Two differentially structured collagen scaffolds for potential urinary bladder augmentation: proof of concept study in a Göttingen minipig model

Six adult female Göttingen minipigs aged 17.8 ± 1.0 months with an average weight of 44.8 ± 3.9 kg (mean ± SD) were obtained from a specific pathogen-free (SPF) breeding facility (Ellegaard Göttingen Minipigs A/S, Dalmose, Denmark) and clinically examined by a veterinarian after arrival. All animals were acclimatized for at least 14 days prior to the study.

In a first operation (OPI), two OptiMaix 2D and two OptiMaix 3D without cells were implanted into the ventral urinary bladder wall of a Göttingen minipig. The excised bladder tissue was used for the isolation and tissue culturing of UCs and SMCs (see below). Scaffolds were seeded with autologous tissue cultured UCs and SMCs after 3 weeks, and remained in an incubator for another three weeks prior to the implantation. During operation II (OPII), one of the implanted OptiMaix 2D and 3D scaffolds, was excised and substituted by an appropriate, freshly prepared naïve 2D or 3D scaffold of the same shape. Accordingly, an initial assessment of implant–host integration after 6 weeks was possible. Additionally, two cell-seeded OptiMaix 2D scaffolds were implanted into the right, and one cell-seeded OptiMaix 3D scaffold was implanted into the left dorsal bladder wall (Fig. 1).
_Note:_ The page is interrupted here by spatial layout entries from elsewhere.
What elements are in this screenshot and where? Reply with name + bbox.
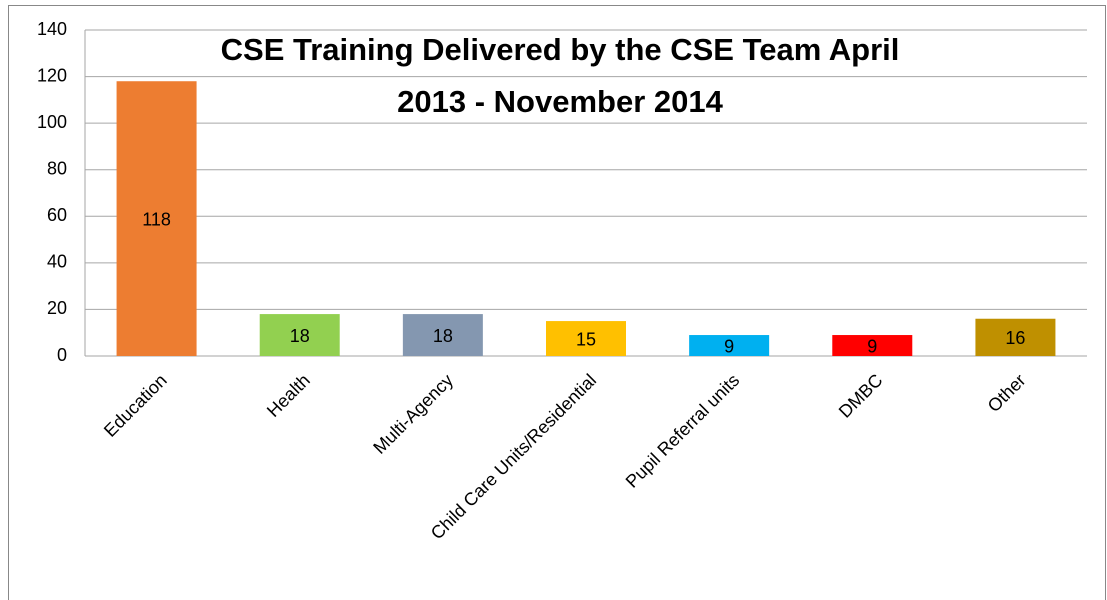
data-label: 118 <box>142 209 171 229</box>
y-tick-label: 40 <box>47 252 67 272</box>
data-label: 18 <box>433 326 453 346</box>
bar <box>259 314 340 356</box>
data-label: 9 <box>867 336 877 356</box>
data-label: 15 <box>576 329 596 349</box>
bar <box>402 314 483 356</box>
y-tick-label: 80 <box>47 158 67 178</box>
data-label: 9 <box>724 336 734 356</box>
bar <box>689 335 770 356</box>
chart-title: 2013 - November 2014 <box>397 84 723 119</box>
bar <box>975 318 1056 356</box>
y-tick-label: 140 <box>37 19 67 39</box>
y-tick-label: 20 <box>47 298 67 318</box>
bar <box>832 335 913 356</box>
data-label: 16 <box>1005 328 1025 348</box>
data-label: 18 <box>290 326 310 346</box>
bar <box>116 81 197 356</box>
y-tick-label: 120 <box>37 65 67 85</box>
y-tick-label: 60 <box>47 205 67 225</box>
y-tick-label: 100 <box>37 112 67 132</box>
bar <box>546 321 626 356</box>
chart-title: CSE Training Delivered by the CSE Team A… <box>221 32 900 67</box>
y-tick-label: 0 <box>57 345 67 365</box>
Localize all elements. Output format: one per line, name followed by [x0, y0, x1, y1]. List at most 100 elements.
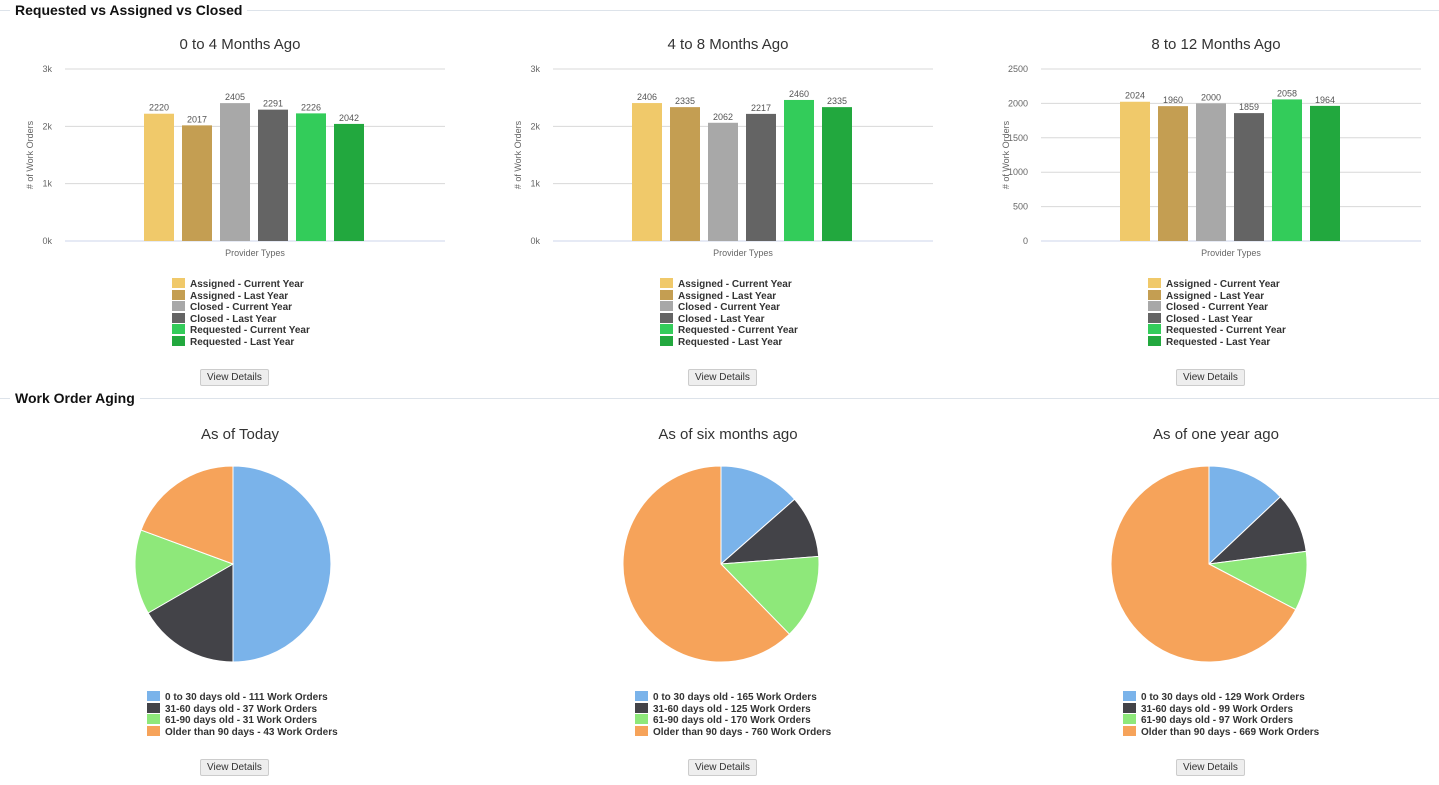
- bar[interactable]: [144, 113, 174, 241]
- legend-item[interactable]: 31-60 days old - 99 Work Orders: [1123, 702, 1319, 715]
- legend-item[interactable]: Older than 90 days - 43 Work Orders: [147, 725, 338, 738]
- legend-item[interactable]: 31-60 days old - 125 Work Orders: [635, 702, 831, 715]
- data-label: 2024: [1125, 91, 1145, 101]
- view-details-button[interactable]: View Details: [1176, 369, 1245, 386]
- legend-item[interactable]: Closed - Last Year: [172, 312, 310, 325]
- legend-item[interactable]: 0 to 30 days old - 129 Work Orders: [1123, 691, 1319, 703]
- y-tick-label: 3k: [530, 64, 540, 74]
- view-details-button[interactable]: View Details: [200, 369, 269, 386]
- legend-item[interactable]: Assigned - Last Year: [660, 289, 798, 302]
- chart-title: As of one year ago: [1153, 426, 1279, 443]
- legend-item[interactable]: Requested - Current Year: [172, 324, 310, 336]
- bar-chart-svg: 0k 1k 2k 3k # of Work Orders Provider Types 22…: [25, 64, 445, 258]
- legend-label: Closed - Current Year: [190, 302, 293, 313]
- legend-item[interactable]: Assigned - Current Year: [660, 278, 798, 290]
- bar[interactable]: [220, 103, 250, 241]
- data-label: 2217: [751, 103, 771, 113]
- legend-item[interactable]: Requested - Last Year: [1148, 335, 1286, 348]
- legend-item[interactable]: Assigned - Current Year: [172, 278, 310, 290]
- legend-swatch: [660, 335, 673, 346]
- legend-item[interactable]: Closed - Last Year: [1148, 312, 1286, 325]
- legend-item[interactable]: Older than 90 days - 669 Work Orders: [1123, 725, 1319, 738]
- bar[interactable]: [182, 125, 212, 241]
- legend-label: Closed - Last Year: [1166, 313, 1253, 325]
- y-tick-label: 2k: [42, 121, 52, 131]
- y-tick-label: 1000: [1008, 167, 1028, 177]
- view-details-button[interactable]: View Details: [200, 759, 269, 776]
- legend-item[interactable]: Closed - Current Year: [1148, 301, 1286, 313]
- bar[interactable]: [784, 99, 814, 242]
- pie-slice[interactable]: [1110, 465, 1297, 663]
- bar[interactable]: [1120, 101, 1150, 241]
- legend-item[interactable]: Closed - Current Year: [660, 301, 798, 313]
- legend-item[interactable]: 61-90 days old - 97 Work Orders: [1123, 714, 1319, 726]
- bar[interactable]: [1196, 103, 1226, 242]
- legend-item[interactable]: Assigned - Last Year: [172, 289, 310, 302]
- pie-slice[interactable]: [147, 563, 234, 663]
- legend-item[interactable]: Older than 90 days - 760 Work Orders: [635, 725, 832, 738]
- bar[interactable]: [670, 107, 700, 241]
- pie-chart-svg: [134, 465, 332, 663]
- x-axis-label: Provider Types: [225, 248, 285, 258]
- bar[interactable]: [746, 113, 776, 241]
- pie-slice[interactable]: [140, 465, 234, 565]
- pie-slice[interactable]: [134, 529, 235, 614]
- y-axis-label: # of Work Orders: [25, 120, 35, 189]
- legend-label: 31-60 days old - 37 Work Orders: [165, 703, 318, 715]
- legend-item[interactable]: Requested - Last Year: [172, 335, 310, 348]
- bar[interactable]: [258, 109, 288, 242]
- legend-label: 31-60 days old - 125 Work Orders: [653, 703, 811, 715]
- legend-item[interactable]: 0 to 30 days old - 165 Work Orders: [635, 691, 831, 703]
- bar-chart-svg: 0k 1k 2k 3k # of Work Orders Provider Types 24…: [513, 64, 933, 258]
- legend-item[interactable]: 31-60 days old - 37 Work Orders: [147, 702, 338, 715]
- legend-item[interactable]: Requested - Current Year: [660, 324, 798, 336]
- legend-swatch: [1148, 312, 1161, 323]
- legend-item[interactable]: Assigned - Last Year: [1148, 289, 1286, 302]
- legend-item[interactable]: Closed - Last Year: [660, 312, 798, 325]
- legend-label: Requested - Last Year: [1166, 336, 1271, 348]
- legend: 0 to 30 days old - 129 Work Orders 31-60 …: [1123, 691, 1319, 738]
- data-label: 2226: [301, 102, 321, 112]
- bar[interactable]: [1310, 105, 1340, 241]
- data-label: 2062: [713, 112, 733, 122]
- bar[interactable]: [334, 123, 364, 241]
- section-title: Work Order Aging: [10, 388, 140, 408]
- legend-item[interactable]: Requested - Current Year: [1148, 324, 1286, 336]
- pie-slice[interactable]: [232, 465, 332, 663]
- bar[interactable]: [296, 113, 326, 241]
- pie-slice[interactable]: [622, 465, 791, 663]
- bar-chart-panel: 0 to 4 Months Ago 0k 1k 2k 3k # of Work Order…: [0, 0, 480, 396]
- legend-label: Requested - Last Year: [190, 336, 295, 348]
- legend-swatch: [660, 301, 673, 311]
- legend-item[interactable]: 61-90 days old - 170 Work Orders: [635, 714, 831, 726]
- legend-label: Older than 90 days - 760 Work Orders: [653, 726, 832, 738]
- pie-slice[interactable]: [720, 465, 796, 566]
- y-tick-label: 2000: [1008, 98, 1028, 108]
- view-details-button[interactable]: View Details: [688, 759, 757, 776]
- bar[interactable]: [822, 107, 852, 241]
- view-details-button[interactable]: View Details: [1176, 759, 1245, 776]
- legend: 0 to 30 days old - 165 Work Orders 31-60 …: [635, 691, 832, 738]
- legend-swatch: [1148, 324, 1161, 334]
- legend-swatch: [660, 289, 673, 300]
- bar[interactable]: [1272, 99, 1302, 241]
- data-label: 2406: [637, 92, 657, 102]
- data-label: 2460: [789, 89, 809, 99]
- legend-label: Requested - Current Year: [1166, 325, 1286, 336]
- legend-item[interactable]: 0 to 30 days old - 111 Work Orders: [147, 691, 338, 703]
- bar[interactable]: [708, 122, 738, 241]
- legend-label: Assigned - Last Year: [678, 290, 777, 302]
- data-label: 2058: [1277, 88, 1297, 98]
- bar[interactable]: [1158, 106, 1188, 241]
- view-details-button[interactable]: View Details: [688, 369, 757, 386]
- bar[interactable]: [632, 103, 662, 241]
- legend-item[interactable]: Closed - Current Year: [172, 301, 310, 313]
- pie-slice[interactable]: [719, 555, 820, 635]
- legend-item[interactable]: Requested - Last Year: [660, 335, 798, 348]
- legend-swatch: [172, 301, 185, 311]
- pie-slice[interactable]: [1208, 465, 1282, 566]
- legend-swatch: [1123, 725, 1136, 736]
- legend-item[interactable]: 61-90 days old - 31 Work Orders: [147, 714, 338, 726]
- bar[interactable]: [1234, 113, 1264, 241]
- legend-item[interactable]: Assigned - Current Year: [1148, 278, 1286, 290]
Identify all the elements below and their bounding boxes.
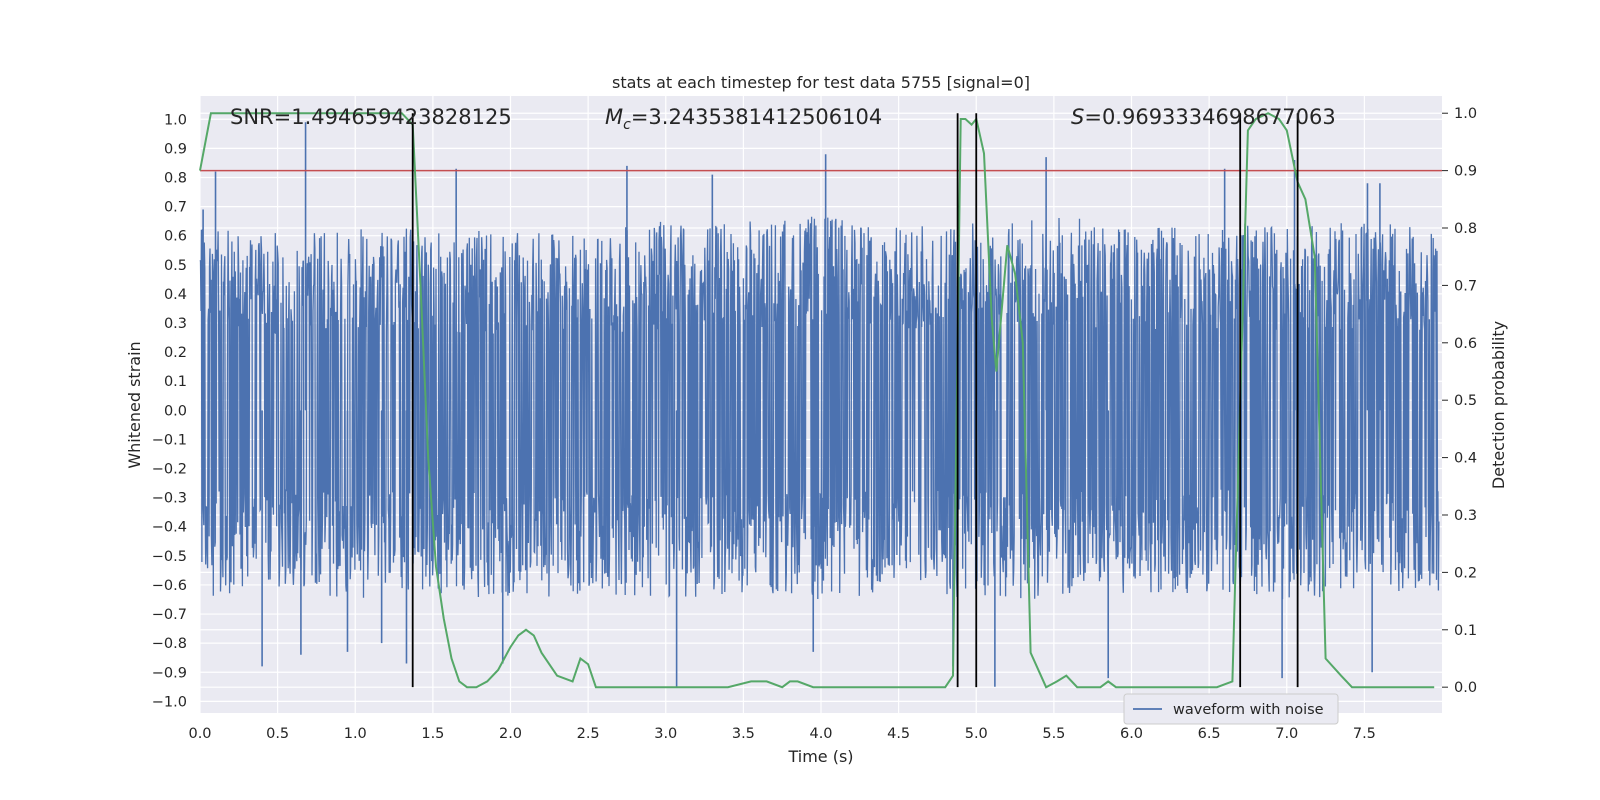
y-right-tick-label: 0.6	[1454, 336, 1477, 352]
y-left-tick-label: −1.0	[152, 694, 187, 710]
y-left-tick-label: 0.5	[164, 258, 187, 274]
chart-title: stats at each timestep for test data 575…	[612, 73, 1030, 92]
legend-label-waveform: waveform with noise	[1173, 702, 1324, 718]
x-tick-label: 7.5	[1353, 726, 1376, 742]
y-left-tick-label: −0.2	[152, 462, 187, 478]
probability-series	[199, 112, 1435, 689]
y-left-tick-label: 0.9	[164, 141, 187, 157]
y-left-tick-label: −0.8	[152, 636, 187, 652]
y-right-tick-label: 0.1	[1454, 623, 1477, 639]
x-tick-label: 1.0	[344, 726, 367, 742]
y-left-tick-label: −0.5	[152, 549, 187, 565]
y-left-tick-label: 1.0	[164, 112, 187, 128]
s-value: =0.9693334698677063	[1084, 105, 1335, 129]
y-left-tick-label: −0.4	[152, 520, 187, 536]
x-tick-label: 0.5	[266, 726, 289, 742]
x-tick-label: 1.5	[421, 726, 444, 742]
y-left-tick-label: 0.3	[164, 316, 187, 332]
x-tick-label: 7.0	[1275, 726, 1298, 742]
y-left-tick-label: 0.2	[164, 345, 187, 361]
x-tick-label: 2.5	[577, 726, 600, 742]
y-left-tick-label: 0.6	[164, 229, 187, 245]
y-left-tick-labels: 1.0 0.9 0.8 0.7 0.6 0.5 0.4 0.3 0.2 0.1 0.0 −0.1 −0.…	[152, 112, 187, 710]
chirp-mass-value: =3.2435381412506104	[631, 105, 882, 129]
y-right-tick-label: 1.0	[1454, 106, 1477, 122]
y-right-tick-label: 0.3	[1454, 508, 1477, 524]
y-right-tick-label: 0.0	[1454, 680, 1477, 696]
x-tick-label: 3.5	[732, 726, 755, 742]
y-right-tick-labels: 1.0 0.9 0.8 0.7 0.6 0.5 0.4 0.3 0.2 0.1 0.0	[1442, 106, 1477, 696]
detection-markers	[411, 113, 1299, 688]
x-axis-label: Time (s)	[787, 747, 853, 766]
y-left-tick-label: −0.3	[152, 491, 187, 507]
y-left-tick-label: 0.0	[164, 403, 187, 419]
s-annotation: S=0.9693334698677063	[1071, 105, 1336, 129]
y-left-tick-label: 0.1	[164, 374, 187, 390]
y-right-tick-label: 0.9	[1454, 164, 1477, 180]
snr-annotation: SNR=1.494659423828125	[230, 105, 512, 129]
chirp-mass-annotation: Mc=3.2435381412506104	[605, 105, 882, 133]
y-left-tick-label: 0.4	[164, 287, 187, 303]
y-left-tick-label: −0.9	[152, 665, 187, 681]
x-tick-label: 5.5	[1042, 726, 1065, 742]
y-left-tick-label: −0.1	[152, 432, 187, 448]
probability-line	[199, 112, 1435, 689]
y-left-tick-label: −0.6	[152, 578, 187, 594]
waveform-series	[199, 122, 1440, 687]
legend-box	[1123, 693, 1339, 725]
x-tick-label: 2.0	[499, 726, 522, 742]
x-tick-label: 4.0	[809, 726, 832, 742]
x-tick-labels: 0.0 0.5 1.0 1.5 2.0 2.5 3.0 3.5 4.0 4.5 5.0 5.5 6.0 6…	[188, 726, 1375, 742]
y-right-tick-label: 0.4	[1454, 451, 1477, 467]
x-tick-label: 5.0	[965, 726, 988, 742]
y-right-tick-label: 0.2	[1454, 565, 1477, 581]
y-right-tick-label: 0.8	[1454, 221, 1477, 237]
y-right-tick-label: 0.5	[1454, 393, 1477, 409]
s-symbol: S	[1071, 105, 1084, 129]
legend: waveform with noise	[1123, 693, 1339, 725]
y-left-axis-label: Whitened strain	[125, 341, 144, 468]
x-tick-label: 3.0	[654, 726, 677, 742]
y-left-tick-label: 0.7	[164, 200, 187, 216]
x-tick-label: 6.5	[1198, 726, 1221, 742]
x-tick-label: 4.5	[887, 726, 910, 742]
chirp-mass-symbol: M	[605, 105, 623, 129]
y-left-tick-label: −0.7	[152, 607, 187, 623]
x-tick-label: 0.0	[188, 726, 211, 742]
y-left-tick-label: 0.8	[164, 170, 187, 186]
chirp-mass-subscript: c	[623, 117, 631, 133]
y-right-axis-label: Detection probability	[1489, 321, 1508, 489]
waveform-line	[199, 216, 1440, 600]
x-tick-label: 6.0	[1120, 726, 1143, 742]
y-right-tick-label: 0.7	[1454, 278, 1477, 294]
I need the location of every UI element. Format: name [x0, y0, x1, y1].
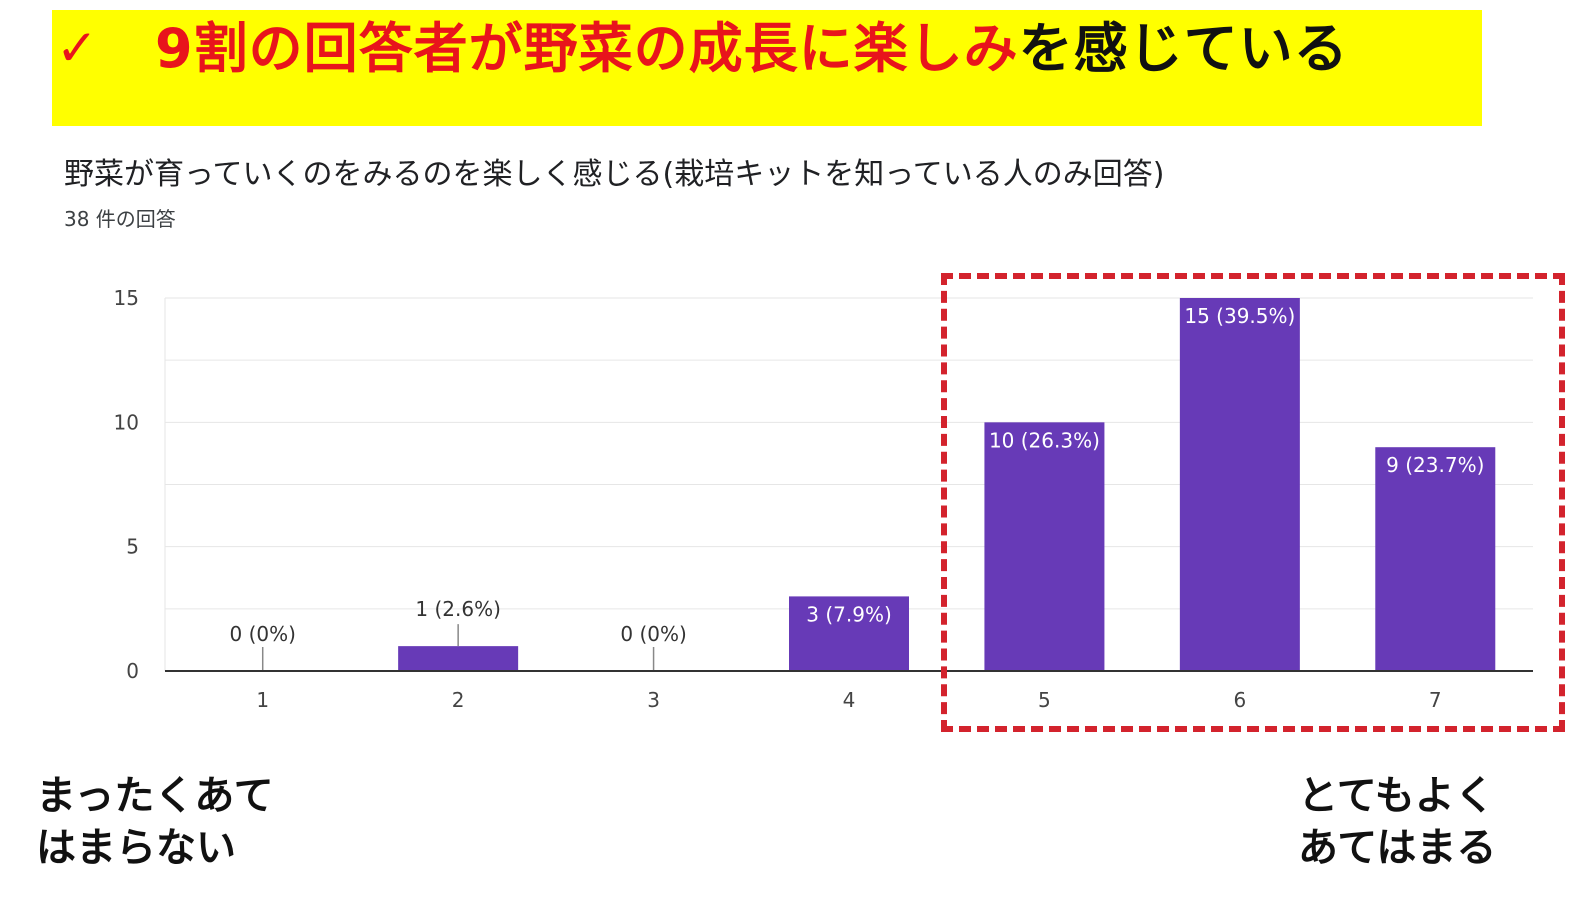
data-label: 1 (2.6%) [415, 597, 501, 621]
y-tick-label: 10 [114, 410, 139, 434]
check-icon: ✓ [56, 19, 98, 77]
y-tick-label: 5 [126, 535, 139, 559]
scale-note-low-line-2: はまらない [36, 825, 236, 871]
headline-title-red: 9割の回答者が野菜の成長に楽しみ [155, 17, 1019, 80]
scale-note-high-line-2: あてはまる [1298, 825, 1497, 871]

At weeks 18, 22 and 32 (i.e. 12, 16 and 26 weeks after OPII), two minipigs were sacrificed and the urinary tract examined. These time points were chosen due to results of two Göttingen minipigs in a preliminary study. The degradation of the scaffolds should have been accomplished at 14–15 weeks after the implantation, according to the assumption of the scaffold’s manufacturer. Instead, pieces of the artificial collagen could still be found. Therefore, one time point before and one after this first time limit, as well as one after a longer period, namely 12, 16 and 26 weeks after OPII were chosen. In addition, by performing two operations in one animal, more information about the timescale of implant-host tissue integration could be obtained in accordance with the 3R-principle. The study design is presented schematically in Fig. 2.

OptiMaix 2D scaffolds were appropriately trimmed to fit the custom made, oval Teflon seeding rings (3.3 cm²) immediately before implantation. This pre-cut was performed to have a basis for comparison with the seeded scaffolds, which were implanted in the second operation. The highly porous (pore diameter ≈100 µm) OptiMaix 3D scaffolds proved to be fragile and easily damaged, thus necessitating the use of a larger surface for suturing. The 3D scaffolds were, therefore, implanted and sutured in their delivered format of 3 × 4 cm² (×3.0 mm).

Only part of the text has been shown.